Hello, dear readers!  Thank you all for your kind notes of concern – your humble blogger barely survived being washed away by the storm that slammed into the Bay Area this past Thursday and Friday.  The devastation is heartbreaking, but, rest assured, your humble blogger is determined to march onward!

bay area storm picture

Just as the skies let forth their blessings on the reluctant recipients of San Francisco and the surrounding areas, so, too, your humble blogger will rain down his wrath upon his luckless readers in the form of another blog post.

The case I bring to your attention today is that of Coon v. Swift Transportation.  Applicant was a student long-haul truck driver out on assignment when he took a dinner break, only to be viciously assaulted after parking the truck and walking to get dinner.  The employer’s policy was to have drivers stay with the trucks in “high theft areas,” which, apparently, includes the entirety of Southern California.  (By contrast, Northern California is regarded as an area of high awesomeness, so there!)

Even after the arrest of the assailant, there had been no allegations of any personal connection between the assailant and applicant.  So, in all likelihood, this was “nothing personal” and really about either hurting an unfortunate victim, or effecting a robbery through extremely violent means.

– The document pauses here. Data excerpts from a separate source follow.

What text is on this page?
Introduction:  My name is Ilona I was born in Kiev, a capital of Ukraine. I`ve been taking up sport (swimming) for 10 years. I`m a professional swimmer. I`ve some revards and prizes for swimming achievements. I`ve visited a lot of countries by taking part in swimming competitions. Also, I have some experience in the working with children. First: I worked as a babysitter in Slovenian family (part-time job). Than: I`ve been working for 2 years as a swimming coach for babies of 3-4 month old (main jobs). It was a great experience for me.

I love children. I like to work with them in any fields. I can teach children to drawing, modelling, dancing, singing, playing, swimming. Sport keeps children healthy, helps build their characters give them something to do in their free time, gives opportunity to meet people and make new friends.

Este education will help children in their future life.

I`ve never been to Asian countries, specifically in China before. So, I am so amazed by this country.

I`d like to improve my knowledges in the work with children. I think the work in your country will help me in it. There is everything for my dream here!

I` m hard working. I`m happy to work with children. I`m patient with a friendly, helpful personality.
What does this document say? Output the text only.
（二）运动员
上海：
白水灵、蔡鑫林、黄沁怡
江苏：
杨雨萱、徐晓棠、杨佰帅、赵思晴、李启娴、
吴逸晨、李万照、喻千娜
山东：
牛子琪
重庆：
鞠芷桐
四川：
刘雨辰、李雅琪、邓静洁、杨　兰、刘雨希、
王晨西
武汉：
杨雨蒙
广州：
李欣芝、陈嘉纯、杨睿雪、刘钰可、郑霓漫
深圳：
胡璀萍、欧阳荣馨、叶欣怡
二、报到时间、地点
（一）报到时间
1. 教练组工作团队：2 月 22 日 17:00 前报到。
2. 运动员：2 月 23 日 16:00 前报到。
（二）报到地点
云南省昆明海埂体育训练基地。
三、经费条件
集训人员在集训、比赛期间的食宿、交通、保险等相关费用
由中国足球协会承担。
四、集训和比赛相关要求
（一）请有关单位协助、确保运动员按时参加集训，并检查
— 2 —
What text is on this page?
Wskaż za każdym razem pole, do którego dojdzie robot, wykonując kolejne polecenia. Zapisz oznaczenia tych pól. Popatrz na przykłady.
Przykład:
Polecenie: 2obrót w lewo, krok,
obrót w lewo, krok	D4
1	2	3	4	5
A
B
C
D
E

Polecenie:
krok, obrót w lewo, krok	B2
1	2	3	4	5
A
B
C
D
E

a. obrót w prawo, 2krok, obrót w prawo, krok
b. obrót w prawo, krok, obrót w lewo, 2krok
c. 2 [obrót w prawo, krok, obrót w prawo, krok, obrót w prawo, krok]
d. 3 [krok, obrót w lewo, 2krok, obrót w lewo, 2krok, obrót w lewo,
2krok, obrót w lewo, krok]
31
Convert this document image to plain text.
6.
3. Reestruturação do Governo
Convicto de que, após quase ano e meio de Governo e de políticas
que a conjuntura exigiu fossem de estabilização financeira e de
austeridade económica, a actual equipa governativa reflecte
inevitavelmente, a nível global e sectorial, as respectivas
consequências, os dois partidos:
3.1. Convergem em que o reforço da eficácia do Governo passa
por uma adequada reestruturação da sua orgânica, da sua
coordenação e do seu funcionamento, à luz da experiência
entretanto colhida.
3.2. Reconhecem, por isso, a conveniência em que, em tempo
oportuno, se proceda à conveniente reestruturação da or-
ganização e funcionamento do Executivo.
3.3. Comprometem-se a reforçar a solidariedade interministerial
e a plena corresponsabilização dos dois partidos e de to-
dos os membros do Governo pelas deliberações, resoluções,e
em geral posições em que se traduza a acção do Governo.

The WCJ and the WCAB both found the injuries sustained as the result of the assault to be compensable.  Applicant was a commercial traveler, in that he was traveling with the truck on the way to a delivery.  So, even when he stopped to rest, sleep, or eat, he was still “on the job.”  Furthermore, he was following his employer’s instructions to stay with the truck to prevent theft.  In fact, it is entirely possible (and probably likely) that had he left the truck in a parking lot and retired to a hotel for the night, he and the assailant would not have crossed paths.

Another point of interest in this case, however, is that the defense apparently cited to the case of County of San Bernardino v. WCAB (Tuttle), a 1997 Court of Appeal case that was NOT Published.  In Tuttle, the Court of Appeal ruled that the victim of an assault failed to carry his burden in showing that the assault was related to his employment.  Presumably, when taken with the Court of Appeal’s ruling that Labor Code section 3202 is inapplicable when the compensability of an injury has not yet been determined, the defense had an argument against compensability.

In its opinion, the WCAB cautioned the defense against relying on unpublished opinions, as such behavior is expressly prohibited by California Rules of Court 8.1115.  However, in this case, does it matter?  Even if the injury were not otherwise compensable – even if the assault were of a personal nature completely unrelated to his job duties… he’s a commercial traveler!

May you have an easy week, dear readers, and, of course, Happy Channukah!